Au fait, et moi ? Qu'est-ce que je voulais vraiment dire 4 ans après, avec cette réplique en relief ? Si au départ je m'étais automatiquement fixé comme objectif de coller au plus près de l'original, était-ce encore mon ressenti du présent ? Je savais bien que non. Entre temps j'avais évolué, changé de point de vue, en tous cas suffisamment pour pouvoir affirmer dans "Le voleur de pierres" que « si le vide n'était pas mort, il était très affaibli »... Alors j'ai regardé autrement mon robot en cours de création. Je ne le voyais plus comme le dernier survivant d'un désastre total, aux prises avec sa vaine tentative de faire renaître un sentiment à jamais perdu. Ce robot, a priori assez pitoyable et maladroit, nous ressemblait pas mal en fait, nous les humains. Malgré ses limitations, sa gaucherie, il avait pris conscience de lui-même et de son besoin d'Amour. Il l'exprimait peut-être mal, mais au moins il essayait.

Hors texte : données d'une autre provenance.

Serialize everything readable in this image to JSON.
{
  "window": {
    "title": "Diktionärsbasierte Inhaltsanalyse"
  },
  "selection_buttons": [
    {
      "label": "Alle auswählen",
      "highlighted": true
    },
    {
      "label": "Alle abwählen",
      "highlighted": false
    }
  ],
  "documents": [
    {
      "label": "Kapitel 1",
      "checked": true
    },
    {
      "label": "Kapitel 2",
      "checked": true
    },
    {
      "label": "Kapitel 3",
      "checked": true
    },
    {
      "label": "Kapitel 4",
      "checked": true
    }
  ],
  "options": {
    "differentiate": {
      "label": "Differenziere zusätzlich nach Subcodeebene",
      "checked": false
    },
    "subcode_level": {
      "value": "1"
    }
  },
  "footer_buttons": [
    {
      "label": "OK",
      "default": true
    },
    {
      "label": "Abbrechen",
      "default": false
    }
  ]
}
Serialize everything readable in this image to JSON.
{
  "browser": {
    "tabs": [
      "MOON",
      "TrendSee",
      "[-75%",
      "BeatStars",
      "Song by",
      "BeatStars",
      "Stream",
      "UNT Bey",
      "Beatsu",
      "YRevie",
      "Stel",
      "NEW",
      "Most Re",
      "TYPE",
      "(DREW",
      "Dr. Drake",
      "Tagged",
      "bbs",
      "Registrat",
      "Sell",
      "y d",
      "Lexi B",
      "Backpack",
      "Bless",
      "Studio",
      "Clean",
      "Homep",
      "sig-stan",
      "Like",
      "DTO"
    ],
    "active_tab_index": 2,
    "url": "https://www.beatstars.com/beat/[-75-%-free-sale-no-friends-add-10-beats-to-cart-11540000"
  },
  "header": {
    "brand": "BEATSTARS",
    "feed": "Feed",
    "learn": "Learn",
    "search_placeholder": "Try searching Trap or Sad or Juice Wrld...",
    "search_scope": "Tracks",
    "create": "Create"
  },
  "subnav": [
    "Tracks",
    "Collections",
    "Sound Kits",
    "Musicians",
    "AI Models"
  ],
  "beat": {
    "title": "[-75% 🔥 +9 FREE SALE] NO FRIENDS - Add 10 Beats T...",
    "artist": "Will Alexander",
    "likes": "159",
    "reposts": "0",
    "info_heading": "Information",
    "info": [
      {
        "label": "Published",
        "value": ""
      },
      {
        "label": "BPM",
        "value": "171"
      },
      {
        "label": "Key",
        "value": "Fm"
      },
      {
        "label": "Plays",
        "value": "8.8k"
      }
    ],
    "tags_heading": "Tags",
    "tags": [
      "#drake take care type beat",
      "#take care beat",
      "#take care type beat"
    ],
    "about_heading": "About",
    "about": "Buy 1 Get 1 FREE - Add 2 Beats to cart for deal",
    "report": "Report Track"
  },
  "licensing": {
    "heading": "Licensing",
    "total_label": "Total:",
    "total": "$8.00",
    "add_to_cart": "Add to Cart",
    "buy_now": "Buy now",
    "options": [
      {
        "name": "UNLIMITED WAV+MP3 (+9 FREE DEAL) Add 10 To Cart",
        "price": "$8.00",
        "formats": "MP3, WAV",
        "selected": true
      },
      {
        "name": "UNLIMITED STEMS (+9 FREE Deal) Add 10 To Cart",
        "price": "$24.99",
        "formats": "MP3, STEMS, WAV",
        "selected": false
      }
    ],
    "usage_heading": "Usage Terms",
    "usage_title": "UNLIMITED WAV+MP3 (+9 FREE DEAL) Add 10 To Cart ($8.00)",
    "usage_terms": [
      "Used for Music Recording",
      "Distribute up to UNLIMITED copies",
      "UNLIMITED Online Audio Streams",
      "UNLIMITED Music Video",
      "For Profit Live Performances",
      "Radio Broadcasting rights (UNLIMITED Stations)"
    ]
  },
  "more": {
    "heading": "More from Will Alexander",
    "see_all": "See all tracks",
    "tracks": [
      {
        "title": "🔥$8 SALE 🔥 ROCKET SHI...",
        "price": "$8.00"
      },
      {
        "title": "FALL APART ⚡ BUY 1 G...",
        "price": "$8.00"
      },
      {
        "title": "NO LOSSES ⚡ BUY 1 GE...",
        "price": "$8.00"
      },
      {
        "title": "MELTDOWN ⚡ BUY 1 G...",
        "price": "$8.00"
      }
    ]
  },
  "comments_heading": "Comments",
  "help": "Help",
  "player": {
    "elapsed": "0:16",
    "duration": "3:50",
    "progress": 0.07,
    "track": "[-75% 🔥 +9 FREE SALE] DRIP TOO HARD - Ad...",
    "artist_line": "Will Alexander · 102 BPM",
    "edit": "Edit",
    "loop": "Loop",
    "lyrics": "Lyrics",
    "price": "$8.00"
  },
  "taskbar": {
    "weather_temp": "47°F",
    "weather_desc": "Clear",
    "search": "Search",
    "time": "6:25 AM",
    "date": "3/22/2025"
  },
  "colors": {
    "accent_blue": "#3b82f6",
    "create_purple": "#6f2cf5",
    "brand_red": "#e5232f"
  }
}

Alors je l'ai trouvé bien courageux et volontaire, et je n'ai plus eu de pitié pour lui, mais du respect.

Finaliser sa fabrication a été beaucoup plus compliqué que prévu. Chaque fixation, chaque détail, était un petit défi technique, esthétique ou expressif à relever, objet de nombreux d'essais. Mais je ne pouvais plus m'arrêter, je savais que j'étais sur une bonne voie. Pour lui donner plus de stabilité, au lieu qu'il soit debout, j'ai eu l'idée de le mettre à genoux sur une grosse boite de conserve en guise de support, lui donnant par la même occasion une posture un peu vertigineuse et plus dramatique. A chaque étape, j'ai passé un temps considérable à le regarder sous toutes les coutures, recherchant la perfection dans son imperfection structurelle, philosophant sur sa condition et donc la nôtre.

   
 

Est venu le jour de sa présentation. Je n'avais pas de nom en tête pour mon robot sentimental et sa quête d'Amour, mais seulement un titre pour sa publication, assez évident, "All you need is love", qui fait bien sûr penser à la célèbre chanson des Beatles, cependant ce n'est pas à elle que je l'associe. Je préfère nettement "First step" (Premier pas) de Hans Zimmer, un extrait de la musique du film "Interstellar" que vous pouvez écouter dans la vidéo ci-dessous. Cette œuvre de science fiction, une des meilleures de cette catégorie, pose d'ailleurs aussi la question de l'avenir de l'humanité, cette fois mise en danger par le changement climatique. Pourtant truffée d'effets spéciaux et de références scientifiques comme on peut s'y attendre, elle conclut de façon surprenante que seul l'Amour pourra nous sauver, et ça marche. Je trouve ça magnifique et plutôt raccord avec mon robot. Ce n’est pas la seule raison de mon choix, sa musique me donne aussi des frissons et m'emporte très loin.

All you need is love
All you need is love
Après la présentation, les réactions ont été homogènes et dans le sens nouveau que j'avais souhaité donner. On a trouvé doux, poétique, touchant et positif le petit robot sentimental. Fini le désespoir. C'était déjà beaucoup, mais c'est alors qu'une personne a exprimé l'envie d'en avoir une copie, chose que je n'avais absolument pas envisagée, mais que j'ai acceptée avec plaisir et reconnaissance. Sachant que ce nouvel exemplaire n'était pas pour moi et devrait en plus séjourner dehors, j'ai conçu des perfectionnements souvent invisibles et je l'ai recouvert d'un vernis protecteur. Dans le même temps, l'idée de l'extérieur m'a fait penser à la rouille, qui peut être un danger, ou au contraire une belle amélioration esthétique si on la contrôle. J'ai pris l'initiative de faire un 3ème exemplaire que j'ai passé à l'acide, qui s'est oxydé très rapidement et que j'ai verni ensuite. C'est ainsi que la notion de série s'est imposée et son nom, AYNIL. J'avais plusieurs copies mais elles étaient toutes différentes. Chaque robot avait sa personnalité et d'ailleurs je me sentais plus proche du 3ème, un peu rouillé sans doute, mais avec toujours le même besoin vital. J'ai voulu que chaque robot ait son propre nom, alors je les ai baptisés par ordre chronologique, AYNIL-001, AYNIL-002 et AYNIL-003. 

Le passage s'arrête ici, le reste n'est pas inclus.